Whale watching tours take you out on boats to get you a close encounter with the whales. Summer, generally, is the best season to see whales.

– Húsavík, Akureyri & the North

Whale encunters are more frequent in the north of the country as there are a greater abundance of animals in the area.

Húsavík is Iceland’s whale watching capital with a high chance of seeing minke and humpback whale as well as puffins in the summer and other bird life. It is so good there is even a song about it!

(The oldest whale watching company in Húsavík is North Sailing who even offer a carbon neutral silent tour!)

Akureyri offers only a slightly smaller chance of sightings, but the larger town provides more opportunities for adventure around your whale watching time.

– Reykjavík

Tours from the capital are extremely convenient as departures from the old harbour a within walking distance of the city center and offer a great opprtunity to see minke and harbour porpoise with devestatingly beautiful views of Faxaflói bay.

– Snaefellsnes and the West Fjords

This area is your best chance of seeing pilot, orca and sperm whales. We love this area as it is usually slightly quieter and there is so much to explore on land too. With beautiful mountains, waterfalls, glaciers, beaches and other wildlife (like seals!).

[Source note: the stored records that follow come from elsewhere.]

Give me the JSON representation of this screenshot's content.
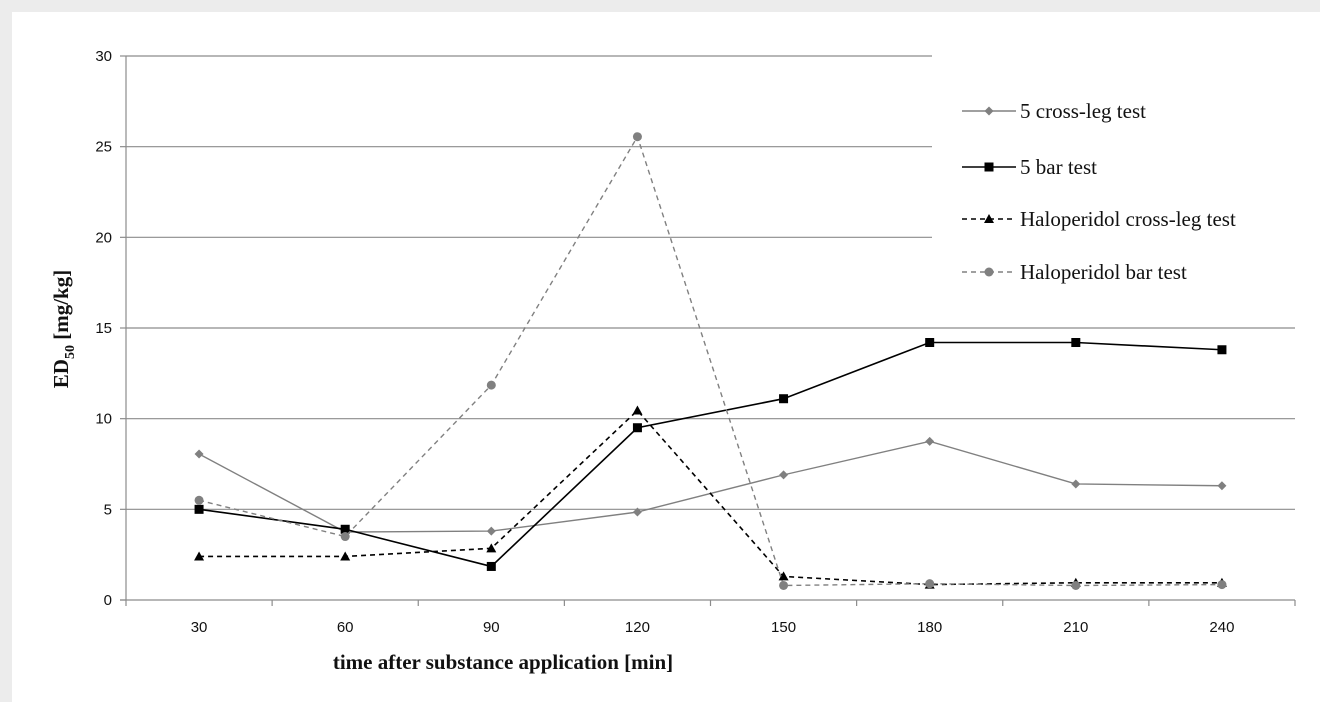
{
  "chart_data": {
    "type": "line",
    "xlabel": "time after substance application [min]",
    "ylabel_main": "ED",
    "ylabel_sub": "50",
    "ylabel_unit": " [mg/kg]",
    "categories": [
      "30",
      "60",
      "90",
      "120",
      "150",
      "180",
      "210",
      "240"
    ],
    "ylim": [
      0,
      30
    ],
    "yticks": [
      "0",
      "5",
      "10",
      "15",
      "20",
      "25",
      "30"
    ],
    "grid": "horizontal",
    "legend_position": "top-right",
    "series": [
      {
        "name": "5 cross-leg test",
        "values": [
          8.05,
          3.75,
          3.8,
          4.85,
          6.9,
          8.75,
          6.4,
          6.3
        ],
        "color": "#808080",
        "marker": "diamond",
        "dashed": false
      },
      {
        "name": "5 bar test",
        "values": [
          5.0,
          3.9,
          1.85,
          9.5,
          11.1,
          14.2,
          14.2,
          13.8
        ],
        "color": "#000000",
        "marker": "square",
        "dashed": false
      },
      {
        "name": "Haloperidol cross-leg test",
        "values": [
          2.4,
          2.4,
          2.85,
          10.45,
          1.3,
          0.85,
          0.95,
          0.95
        ],
        "color": "#000000",
        "marker": "triangle",
        "dashed": true
      },
      {
        "name": "Haloperidol bar test",
        "values": [
          5.5,
          3.5,
          11.85,
          25.55,
          0.8,
          0.9,
          0.8,
          0.85
        ],
        "color": "#808080",
        "marker": "circle",
        "dashed": true
      }
    ]
  }
}
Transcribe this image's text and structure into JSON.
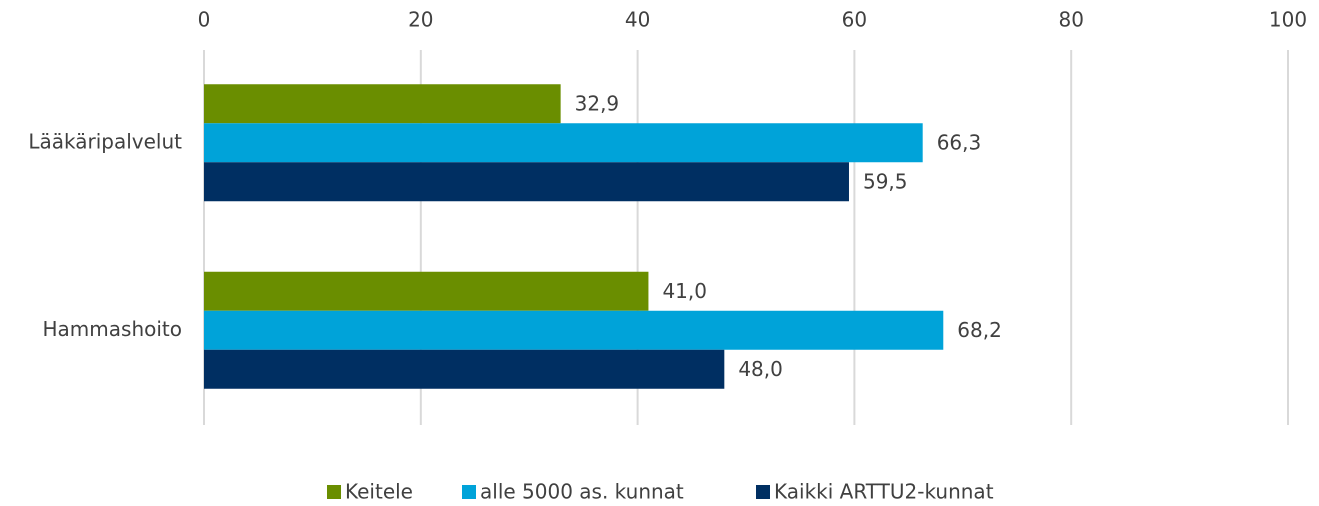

3. Visit the Belugas in their bay:

Head to the Beluga Sanctuary in the Westman Islands to the south of the mainland to visit Beluga whales living a more natural life after being held in captivity for entertainment in Shanghai Aquarium.

Why is our whale so grumpy?

Our grumpy whale is inspired by this mischievous whale Rauðhöfði or Redhead, who in Icelandic folklore is given credit for the origin of the name Hvalfjordur or Whale fjord. Hvalfjordur is a beautiful serene fjord north of Reykjavík. We love exploring Hvalfjordur and have spent a lot of time there hiking, diving and kayaking accompanied of course by hot chocolate.

Exploring Hvalfjordur with friends.

Like most Icelandic folklore when you look a little deeper this story is a little darker than our modern romantic tales of old. Rauðhöfði actually begins this story as a man. A man who wronged his Elvin lover when he refused to claim his child and baptise them. The elf was so angry she cursed him to become an evil whale. The man became mad and while wearing a red cap jumped into the sea and became the whale Rauðhöfði. Rauðhöfði began to reek terror wrecking fishing ships in Faxaflói bay on the west coast of Iceland and eventually found a home in what we know today as Hvalfjordur.

Glymur Waterfall, Hvalfjordur

In the fjord lived a priest who’s sons had been killed by Rauðhöfðis’ antics. The priest got his revenge by luring him to the end of the Fjord and up a river into the mountains to a lake, know know as Hvalvatn or Whale Lake. Rauðhöfði was never seem again and was assumed to have died from exhaustion. The waterfall on this river got the name Glymur or Roaring and the hills around Skjálfandahæðir or Shaking Hills from the sound the whale made while travelling. Whale bones found in this lake at the bottom of Hvalfell or whale hill have given a long legitimacy to this tale.